I am pretty sure he just licked my hand while trying to sing goo goo dolls iris to me. Get me out of this state.
im getting a BJ in a closet
and a penguin just handed me a bong
10 dollar pizza all the toppings you want. Wait Until You See This Pizza
I've reached the point to where my pre-gaming needs to be limited to pre-inning-ing
The only funny part about this situation was this morning when they rounded up all the drunks in the ER, piled us into a minivan, then dropped us all off at our houses.
I am convinced that after two dates and a few adult sleepovers that he still doesn't know my name.
I swear I can feel something in my uterus. Like, I can feel his sperm searching for an egg. Wtf...

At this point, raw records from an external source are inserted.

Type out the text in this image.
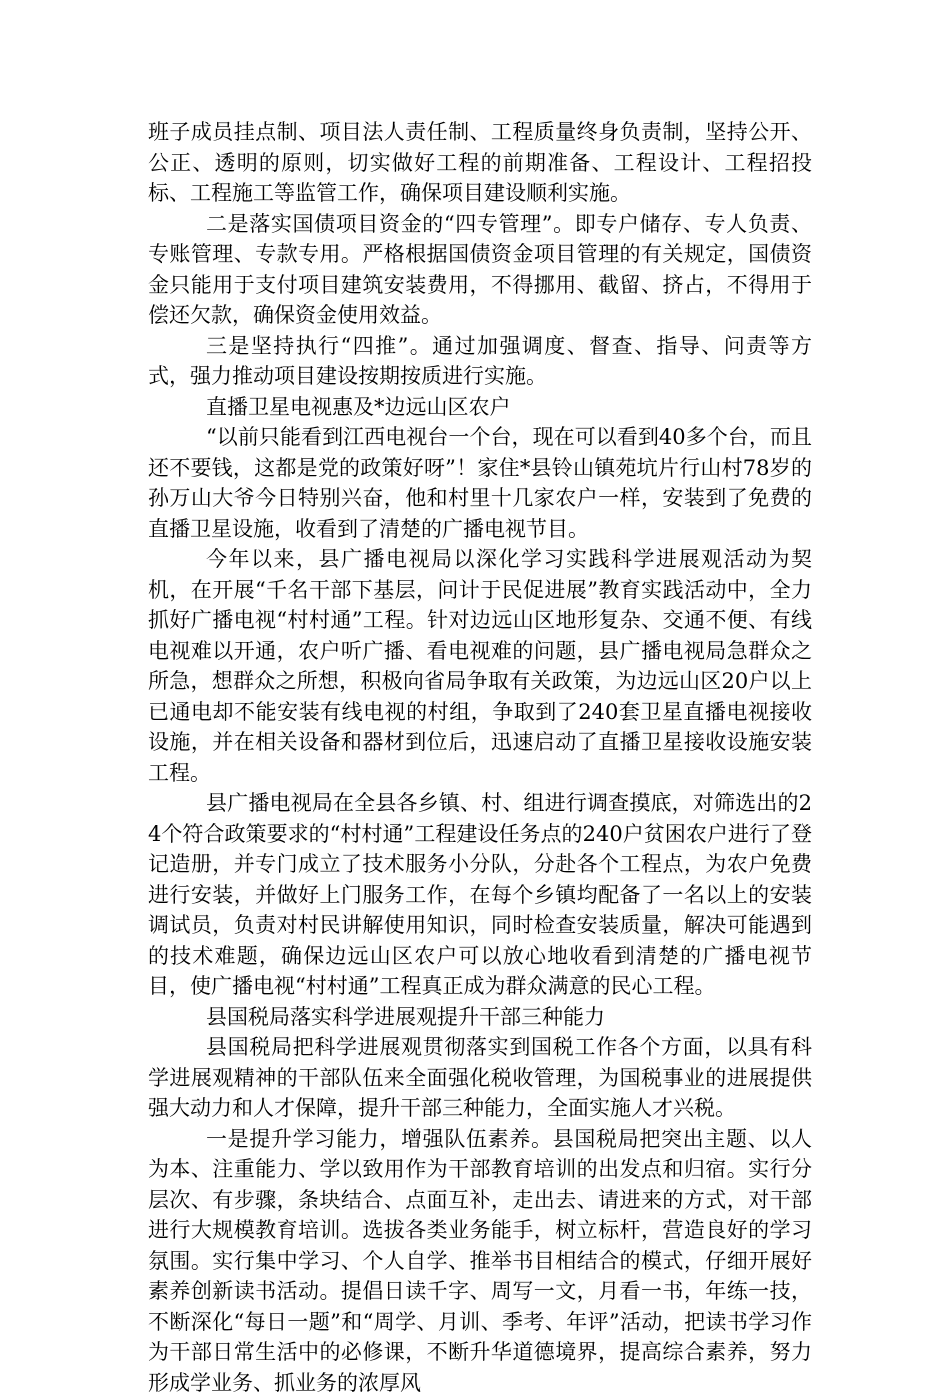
班子成员挂点制、项目法人责任制、工程质量终身负责制，坚持公开、公正、透明的原则，切实做好工程的前期准备、工程设计、工程招投标、工程施工等监管工作，确保项目建设顺利实施。

二是落实国债项目资金的“四专管理”。即专户储存、专人负责、专账管理、专款专用。严格根据国债资金项目管理的有关规定，国债资金只能用于支付项目建筑安装费用，不得挪用、截留、挤占，不得用于偿还欠款，确保资金使用效益。

三是坚持执行“四推”。通过加强调度、督查、指导、问责等方式，强力推动项目建设按期按质进行实施。

直播卫星电视惠及*边远山区农户

“以前只能看到江西电视台一个台，现在可以看到40多个台，而且还不要钱，这都是党的政策好呀”！家住*县铃山镇苑坑片行山村78岁的孙万山大爷今日特别兴奋，他和村里十几家农户一样，安装到了免费的直播卫星设施，收看到了清楚的广播电视节目。

今年以来，县广播电视局以深化学习实践科学进展观活动为契机，在开展“千名干部下基层，问计于民促进展”教育实践活动中，全力抓好广播电视“村村通”工程。针对边远山区地形复杂、交通不便、有线电视难以开通，农户听广播、看电视难的问题，县广播电视局急群众之所急，想群众之所想，积极向省局争取有关政策，为边远山区20户以上已通电却不能安装有线电视的村组，争取到了240套卫星直播电视接收设施，并在相关设备和器材到位后，迅速启动了直播卫星接收设施安装工程。

县广播电视局在全县各乡镇、村、组进行调查摸底，对筛选出的24个符合政策要求的“村村通”工程建设任务点的240户贫困农户进行了登记造册，并专门成立了技术服务小分队，分赴各个工程点，为农户免费进行安装，并做好上门服务工作，在每个乡镇均配备了一名以上的安装调试员，负责对村民讲解使用知识，同时检查安装质量，解决可能遇到的技术难题，确保边远山区农户可以放心地收看到清楚的广播电视节目，使广播电视“村村通”工程真正成为群众满意的民心工程。

县国税局落实科学进展观提升干部三种能力

县国税局把科学进展观贯彻落实到国税工作各个方面，以具有科学进展观精神的干部队伍来全面强化税收管理，为国税事业的进展提供强大动力和人才保障，提升干部三种能力，全面实施人才兴税。

一是提升学习能力，增强队伍素养。县国税局把突出主题、以人为本、注重能力、学以致用作为干部教育培训的出发点和归宿。实行分层次、有步骤，条块结合、点面互补，走出去、请进来的方式，对干部进行大规模教育培训。选拔各类业务能手，树立标杆，营造良好的学习氛围。实行集中学习、个人自学、推举书目相结合的模式，仔细开展好素养创新读书活动。提倡日读千字、周写一文，月看一书，年练一技，不断深化“每日一题”和“周学、月训、季考、年评”活动，把读书学习作为干部日常生活中的必修课，不断升华道德境界，提高综合素养，努力形成学业务、抓业务的浓厚风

I just used a beer funnel to put gas in my car
The gas station was closed so we found old PBR and played Edward Nalgene Hands instead
Got too starbucks. 3out of the 4 girls working i have ducked and haven't ever called. My coffee has dick written on it. It may contain spit by pumpkin lattes are only once a year
FUCK IM ABOUT TO GET A DICK PIC IN THE LIBRARY
STOP HOOKING UP WITH SOCCER MOMS! YOU ARE RUINING MY REPUTATION!
After last night I never want to be in the back of a cop car again. No leg room.
Grandma is high again and locked herself in the house
I Projectile vomited a massive question mark on Brent's bedroom wall. Don't tell him it was me. I want him to play the whodunit game.